- Born: Aníbal Lovera January 26, 1926
- Origin: Paraguari, Paraguay
- Died: January 23, 1994 (aged 67)
- Occupation(s): Composer, singer
- Works: "Recuerdos de ayer", "Paraguarí", "Mi Pobre Vida”

= Aníbal Lovera =

Paraguayan composer (1926–1994)

Aníbal Lovera (January 26, 1926 – January 23, 1994) was a Paraguayan composer, singer and folklorist. He was also a singer of the Chaco War epics. Anibal was born in Paraguay, in the Paraguari department, in the city of Quyquyho, on January 26, 1926, and died completely blind in Asunción, January 23, 1994.

== Musical career ==
Throughout his long career as a singer, guitarist, author and composer, he belonged to many different musical groups, and worked together with other talented people.
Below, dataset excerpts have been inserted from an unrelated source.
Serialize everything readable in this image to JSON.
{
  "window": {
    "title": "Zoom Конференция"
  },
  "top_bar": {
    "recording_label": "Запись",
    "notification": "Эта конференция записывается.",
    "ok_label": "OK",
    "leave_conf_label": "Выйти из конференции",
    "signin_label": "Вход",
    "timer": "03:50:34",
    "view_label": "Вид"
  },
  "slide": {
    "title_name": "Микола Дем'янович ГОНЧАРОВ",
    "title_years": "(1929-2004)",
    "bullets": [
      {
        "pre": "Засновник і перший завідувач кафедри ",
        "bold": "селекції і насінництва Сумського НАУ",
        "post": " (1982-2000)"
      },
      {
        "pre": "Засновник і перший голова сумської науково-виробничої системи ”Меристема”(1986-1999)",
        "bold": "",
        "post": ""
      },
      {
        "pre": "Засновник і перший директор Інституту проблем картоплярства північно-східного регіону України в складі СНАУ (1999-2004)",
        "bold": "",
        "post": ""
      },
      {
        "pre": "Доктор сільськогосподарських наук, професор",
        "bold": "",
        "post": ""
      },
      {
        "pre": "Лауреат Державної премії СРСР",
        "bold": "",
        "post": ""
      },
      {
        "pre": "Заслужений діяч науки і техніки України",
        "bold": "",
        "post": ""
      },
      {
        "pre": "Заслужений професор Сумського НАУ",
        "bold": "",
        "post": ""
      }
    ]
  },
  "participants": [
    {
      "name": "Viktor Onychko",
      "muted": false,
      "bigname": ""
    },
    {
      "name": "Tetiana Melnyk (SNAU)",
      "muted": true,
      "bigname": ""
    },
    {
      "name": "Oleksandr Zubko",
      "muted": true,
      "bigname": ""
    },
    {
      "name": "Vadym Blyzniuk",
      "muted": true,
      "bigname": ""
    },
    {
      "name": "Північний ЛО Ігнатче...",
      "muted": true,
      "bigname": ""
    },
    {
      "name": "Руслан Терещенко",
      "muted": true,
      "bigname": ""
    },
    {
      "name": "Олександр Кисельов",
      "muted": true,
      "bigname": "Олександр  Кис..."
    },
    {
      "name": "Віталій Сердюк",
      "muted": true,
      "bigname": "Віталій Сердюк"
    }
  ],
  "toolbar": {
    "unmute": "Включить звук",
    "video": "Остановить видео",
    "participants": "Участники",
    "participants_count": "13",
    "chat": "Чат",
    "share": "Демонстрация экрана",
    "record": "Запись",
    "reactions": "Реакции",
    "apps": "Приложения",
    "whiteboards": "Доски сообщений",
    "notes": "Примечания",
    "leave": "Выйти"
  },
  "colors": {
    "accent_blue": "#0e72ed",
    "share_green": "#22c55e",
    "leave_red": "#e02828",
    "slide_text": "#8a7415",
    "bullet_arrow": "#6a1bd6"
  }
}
Between 1948 and 1950, he was the lead singer of the Conjunto Folklorico Guarani, directed by Julián Rejala, and sang in duet with Wilma Ferreira. In January 1950, he created his own group. They were presented for the first time at the opening of Radio Guarani, which became a famous radio station in Paraguay. In 1961, he won a national contest in the Popular Music category, and this victory made him even more well known. Between 1970 and 1980 he was often cast on TV shows, such as Asi canta mi Patria, together with friends and members of his group.

Throughout his career, he recorded more than 30 records; most of which were about the battles of the Chaco War. He won a golden disc from RCA International, for his song Dulce Margarita.